To make matters worse, this trend predates the pandemic. According to data from the Centre for Monitoring Indian Economy, employment in agriculture has risen since 2016-’17. On the other hand, employment in manufacturing has dropped sharply. Other sources also back up these findings: an All India Manufacturers Association survey in 2018 found that Micro, Small and Medium Enterprises – which generate most of India’s manufacturing employment – had lost jobs massively since 2014.
Note that India never had great success in pushing industrial growth even after its liberal reforms in 1991. The share of manufacturing in India’s gross domestic product has been stuck at 17% for the past three decades. Unlike a Bangladesh or a Vietnam, India has been unable to leverage its large, currently agricultural workforce to encourage employment-intensive industries such as garments.
Naturally, this employment crisis will put political pressure on states. In Haryana, for example, 2016 saw widespread rioting by the Jat community, which faced with decreasing incomes from agriculture, was seeking reservations in order to transition to formal employment. Of course, legacy caste reservations have limited answers for the current crisis since the judiciary has often struck down new caste quotas.
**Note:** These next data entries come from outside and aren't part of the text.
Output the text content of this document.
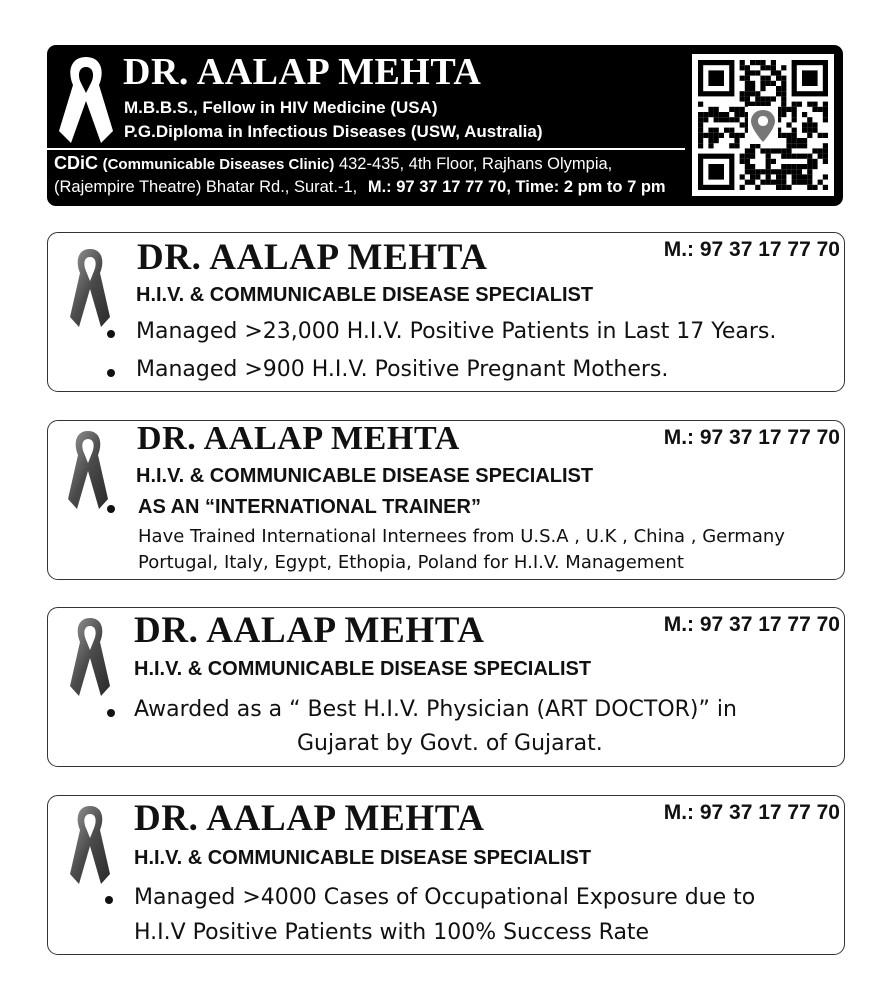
DR. AALAP MEHTA
M.B.B.S., Fellow in HIV Medicine (USA)
P.G.Diploma in Infectious Diseases (USW, Australia)
CDiC (Communicable Diseases Clinic) 432-435, 4th Floor, Rajhans Olympia,
(Rajempire Theatre) Bhatar Rd., Surat.-1, M.: 97 37 17 77 70, Time: 2 pm to 7 pm
DR. AALAP MEHTA	M.: 97 37 17 77 70
H.I.V. & COMMUNICABLE DISEASE SPECIALIST
Managed >23,000 H.I.V. Positive Patients in Last 17 Years.
Managed >900 H.I.V. Positive Pregnant Mothers.
DR. AALAP MEHTA	M.: 97 37 17 77 70
H.I.V. & COMMUNICABLE DISEASE SPECIALIST
AS AN “INTERNATIONAL TRAINER”
Have Trained International Internees from U.S.A , U.K , China , Germany
Portugal, Italy, Egypt, Ethopia, Poland for H.I.V. Management
DR. AALAP MEHTA	M.: 97 37 17 77 70
H.I.V. & COMMUNICABLE DISEASE SPECIALIST
Awarded as a “ Best H.I.V. Physician (ART DOCTOR)” in
Gujarat by Govt. of Gujarat.
DR. AALAP MEHTA	M.: 97 37 17 77 70
H.I.V. & COMMUNICABLE DISEASE SPECIALIST
Managed >4000 Cases of Occupational Exposure due to
H.I.V Positive Patients with 100% Success Rate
Moreover, public sector employment is itself shrinking, so any new quotas in government jobs, even if they were to be greenlighted, will have limited impact.
Hobson’s choice for states
With little space in legacy caste quotas in the public sector, inevitably states have promised to tap the private sector by pushing state quotas. Note that under the current Goods and Services Tax regime, taxes are levied at the point of consumption with manufacturing states unable to benefit. Moreover, as this 2015 Scroll.in report shows, industries in Haryana prefer to hire non-Haryanvis given that migrant labourers lack the support systems that enable local workers to mobilise and press for their rights. In fact, while arguing for the state quota, Haryana’s deputy chief minister had pointed out that automobile major Maruti does not even have 20% of its workforce from the state.
While the argument that state quotas will make industry leave is correct, given the limited benefits to the state from industry in the first place in terms of employment and taxes, along with the political pressures of falling employment, they seem to make an increasing amount of sense from the point of view of state governments.
Domicile quotas will set a dangerous precedent. But it must be noted that they are itself a symptom of mass economic distress and an employment crisis, with state politicians scrambling to, at the very least, signal to their constituents that they are taking some policy steps to contain the damage. Unless India is able to drastically increase employment options, it is quite likely that the number of such radical political responses will only increase.
Can’t make this up
Uttar Pradesh has probably one of the world’s most unique governance issues: killer herds of feral cows.
With the new Adityanath government effectively banning the consumption of beef in 2016, the state’s massive cattle trade came to a halt. Farmers then simply let these animals loose. Now they eat up crops and, worse, attack pedestrians and motorists.